Home / Environment / Greenpeace Accuses Crown Estate of "Monopoly Profiteering" on Seabed
Greenpeace Accuses Crown Estate of "Monopoly Profiteering" on Seabed
13 Oct
Summary
- Greenpeace claims Crown Estate treats seabed as "asset to be milked for profit"
- Crown Estate's profits have "skyrocketed" in recent years, now its most lucrative revenue
- King's income to jump 53% due to offshore wind profits from Crown Estate

On October 13, 2025, Greenpeace UK claimed the Crown Estate is treating the seabed as "an asset to be milked for profit and outrageous bonuses", and warned it could take the public body to court. The campaigning organization accused the Crown Estate of "monopoly profiteering", alleging this is inflating energy bills and driving up costs for offshore wind developers and billpayers.

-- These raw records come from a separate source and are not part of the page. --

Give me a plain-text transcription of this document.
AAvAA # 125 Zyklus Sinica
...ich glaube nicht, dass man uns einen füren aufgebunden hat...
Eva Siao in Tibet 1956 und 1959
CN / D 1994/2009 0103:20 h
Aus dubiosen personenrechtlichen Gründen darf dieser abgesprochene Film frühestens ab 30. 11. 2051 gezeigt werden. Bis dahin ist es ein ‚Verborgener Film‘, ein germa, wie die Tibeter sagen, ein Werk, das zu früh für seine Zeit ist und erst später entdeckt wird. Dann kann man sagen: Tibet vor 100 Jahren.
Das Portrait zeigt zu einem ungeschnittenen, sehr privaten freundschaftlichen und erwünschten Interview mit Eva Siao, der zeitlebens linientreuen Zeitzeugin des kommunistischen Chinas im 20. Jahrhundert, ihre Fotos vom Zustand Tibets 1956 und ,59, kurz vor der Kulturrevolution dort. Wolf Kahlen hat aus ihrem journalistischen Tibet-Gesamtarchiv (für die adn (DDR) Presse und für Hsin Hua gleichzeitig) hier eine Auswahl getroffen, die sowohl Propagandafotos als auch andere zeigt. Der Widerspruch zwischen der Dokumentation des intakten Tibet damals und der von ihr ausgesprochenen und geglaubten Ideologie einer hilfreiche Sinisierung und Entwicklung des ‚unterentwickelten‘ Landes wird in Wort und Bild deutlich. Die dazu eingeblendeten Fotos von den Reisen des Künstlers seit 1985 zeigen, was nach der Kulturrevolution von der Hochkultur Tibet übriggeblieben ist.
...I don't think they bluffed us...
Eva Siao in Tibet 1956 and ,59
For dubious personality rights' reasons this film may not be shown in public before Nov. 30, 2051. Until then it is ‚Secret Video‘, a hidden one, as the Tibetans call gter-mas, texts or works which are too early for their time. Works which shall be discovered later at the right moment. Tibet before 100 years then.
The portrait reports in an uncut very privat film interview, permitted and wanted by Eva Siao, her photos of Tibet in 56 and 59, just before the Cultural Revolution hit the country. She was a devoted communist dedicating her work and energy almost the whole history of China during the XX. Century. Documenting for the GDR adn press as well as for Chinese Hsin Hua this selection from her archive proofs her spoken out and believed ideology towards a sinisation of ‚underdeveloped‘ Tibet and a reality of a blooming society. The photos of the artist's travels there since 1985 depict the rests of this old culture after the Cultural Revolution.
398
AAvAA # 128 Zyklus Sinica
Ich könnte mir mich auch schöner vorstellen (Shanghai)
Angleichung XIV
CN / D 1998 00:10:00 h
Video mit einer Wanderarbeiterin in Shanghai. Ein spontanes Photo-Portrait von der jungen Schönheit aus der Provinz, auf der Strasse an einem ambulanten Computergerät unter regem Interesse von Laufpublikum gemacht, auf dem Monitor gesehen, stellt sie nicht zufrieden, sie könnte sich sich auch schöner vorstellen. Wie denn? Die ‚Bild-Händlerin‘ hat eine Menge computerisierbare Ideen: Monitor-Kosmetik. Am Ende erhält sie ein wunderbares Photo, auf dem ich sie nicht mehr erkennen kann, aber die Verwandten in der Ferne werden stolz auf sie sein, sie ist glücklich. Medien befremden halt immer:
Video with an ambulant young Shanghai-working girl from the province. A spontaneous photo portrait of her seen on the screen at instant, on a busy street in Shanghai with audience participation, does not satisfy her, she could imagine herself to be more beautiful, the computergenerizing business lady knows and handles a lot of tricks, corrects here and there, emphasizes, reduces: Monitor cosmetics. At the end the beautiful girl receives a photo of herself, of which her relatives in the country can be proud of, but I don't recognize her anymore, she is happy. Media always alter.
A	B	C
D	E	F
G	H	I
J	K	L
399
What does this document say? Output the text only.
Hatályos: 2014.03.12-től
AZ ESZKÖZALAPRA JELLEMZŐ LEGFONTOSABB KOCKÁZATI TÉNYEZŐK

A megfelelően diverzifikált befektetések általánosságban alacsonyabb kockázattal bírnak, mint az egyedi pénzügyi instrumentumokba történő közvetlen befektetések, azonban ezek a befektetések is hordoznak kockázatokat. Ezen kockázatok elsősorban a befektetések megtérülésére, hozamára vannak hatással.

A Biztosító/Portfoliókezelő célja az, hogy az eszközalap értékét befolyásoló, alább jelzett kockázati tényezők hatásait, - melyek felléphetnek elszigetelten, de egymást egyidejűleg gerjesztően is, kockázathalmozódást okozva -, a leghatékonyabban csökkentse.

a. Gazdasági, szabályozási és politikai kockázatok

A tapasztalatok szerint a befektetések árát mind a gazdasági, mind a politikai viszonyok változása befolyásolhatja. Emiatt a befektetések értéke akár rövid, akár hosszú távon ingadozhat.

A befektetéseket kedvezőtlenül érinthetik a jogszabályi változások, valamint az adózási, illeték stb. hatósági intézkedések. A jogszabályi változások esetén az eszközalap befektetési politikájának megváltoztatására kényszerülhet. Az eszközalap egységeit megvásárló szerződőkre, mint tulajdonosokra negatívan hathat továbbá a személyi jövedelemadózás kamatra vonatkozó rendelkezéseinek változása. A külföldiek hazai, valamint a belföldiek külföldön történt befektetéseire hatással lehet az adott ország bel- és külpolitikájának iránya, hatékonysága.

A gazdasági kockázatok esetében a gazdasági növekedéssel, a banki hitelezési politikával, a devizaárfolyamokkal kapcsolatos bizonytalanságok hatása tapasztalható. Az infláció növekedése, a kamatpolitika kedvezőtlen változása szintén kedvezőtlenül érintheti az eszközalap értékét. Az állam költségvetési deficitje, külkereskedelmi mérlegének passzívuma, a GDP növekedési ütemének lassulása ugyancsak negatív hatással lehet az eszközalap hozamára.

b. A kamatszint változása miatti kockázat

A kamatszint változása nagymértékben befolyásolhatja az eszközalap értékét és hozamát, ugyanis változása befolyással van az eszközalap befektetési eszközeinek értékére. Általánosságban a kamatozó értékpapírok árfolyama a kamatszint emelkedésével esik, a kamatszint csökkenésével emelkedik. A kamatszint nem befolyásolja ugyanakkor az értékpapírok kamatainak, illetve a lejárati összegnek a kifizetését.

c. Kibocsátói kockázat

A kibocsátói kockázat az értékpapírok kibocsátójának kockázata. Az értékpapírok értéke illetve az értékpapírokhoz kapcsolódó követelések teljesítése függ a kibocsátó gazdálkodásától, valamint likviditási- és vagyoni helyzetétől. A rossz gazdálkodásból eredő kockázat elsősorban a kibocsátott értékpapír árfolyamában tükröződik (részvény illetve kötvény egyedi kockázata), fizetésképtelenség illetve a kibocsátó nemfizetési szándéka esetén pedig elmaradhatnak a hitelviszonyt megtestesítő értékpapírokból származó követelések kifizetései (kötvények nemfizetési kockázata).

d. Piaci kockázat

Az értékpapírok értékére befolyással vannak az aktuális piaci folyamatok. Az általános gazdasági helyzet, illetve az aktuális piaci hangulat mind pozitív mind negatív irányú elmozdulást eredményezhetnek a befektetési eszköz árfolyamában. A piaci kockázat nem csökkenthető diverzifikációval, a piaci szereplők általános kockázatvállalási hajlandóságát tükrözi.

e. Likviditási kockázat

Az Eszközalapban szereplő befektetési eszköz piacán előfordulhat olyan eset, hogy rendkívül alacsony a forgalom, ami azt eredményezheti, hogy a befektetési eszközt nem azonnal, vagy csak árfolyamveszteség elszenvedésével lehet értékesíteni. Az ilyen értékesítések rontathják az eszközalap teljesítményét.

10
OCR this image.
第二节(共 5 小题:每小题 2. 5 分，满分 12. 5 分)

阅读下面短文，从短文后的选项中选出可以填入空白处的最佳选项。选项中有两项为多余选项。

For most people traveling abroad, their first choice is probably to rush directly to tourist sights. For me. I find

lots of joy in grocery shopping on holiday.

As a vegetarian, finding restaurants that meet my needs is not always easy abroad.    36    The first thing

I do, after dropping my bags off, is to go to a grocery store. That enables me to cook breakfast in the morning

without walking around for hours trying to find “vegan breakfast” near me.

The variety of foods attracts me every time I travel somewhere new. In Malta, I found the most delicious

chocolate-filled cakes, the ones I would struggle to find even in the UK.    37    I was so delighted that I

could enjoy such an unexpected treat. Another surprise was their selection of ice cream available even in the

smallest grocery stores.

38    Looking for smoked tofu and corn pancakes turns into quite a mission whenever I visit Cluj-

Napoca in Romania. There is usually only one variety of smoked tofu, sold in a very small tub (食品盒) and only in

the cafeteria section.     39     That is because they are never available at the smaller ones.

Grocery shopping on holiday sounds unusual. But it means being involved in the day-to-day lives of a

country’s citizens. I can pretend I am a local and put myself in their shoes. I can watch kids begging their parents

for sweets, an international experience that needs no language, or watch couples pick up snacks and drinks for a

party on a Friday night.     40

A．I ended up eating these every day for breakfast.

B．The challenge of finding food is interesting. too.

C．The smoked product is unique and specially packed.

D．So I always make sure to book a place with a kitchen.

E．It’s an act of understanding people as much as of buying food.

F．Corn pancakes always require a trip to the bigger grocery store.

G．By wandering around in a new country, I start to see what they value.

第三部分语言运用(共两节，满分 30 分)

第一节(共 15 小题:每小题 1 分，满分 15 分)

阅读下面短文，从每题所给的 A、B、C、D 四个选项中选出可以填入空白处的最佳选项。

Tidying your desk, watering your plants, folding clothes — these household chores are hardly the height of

The intervention comes just days before a high-stakes auction where energy companies will compete for rights to build new wind farms on the seabed. The Crown Estate, which manages land and property owned by the King and provides revenue to the Treasury and Royal Household, controls leasing of the seabeds in England, Wales, and Northern Ireland.
Greenpeace said the Crown Estate's profits have "skyrocketed" in recent years, turning the seabed into its most lucrative source of revenue. The group also claimed the King's official income will jump from £86.3m this year to £132.1m in 2025-2026, "almost exclusively because of the profits derived from offshore wind".
Without sector reform, Greenpeace warns, the UK's push to expand offshore wind will be undermined by unnecessary costs and inefficiencies. The campaign group is now asking for an urgent review of the bidding process, which, in its current form, passes a hefty burden onto UK billpayers.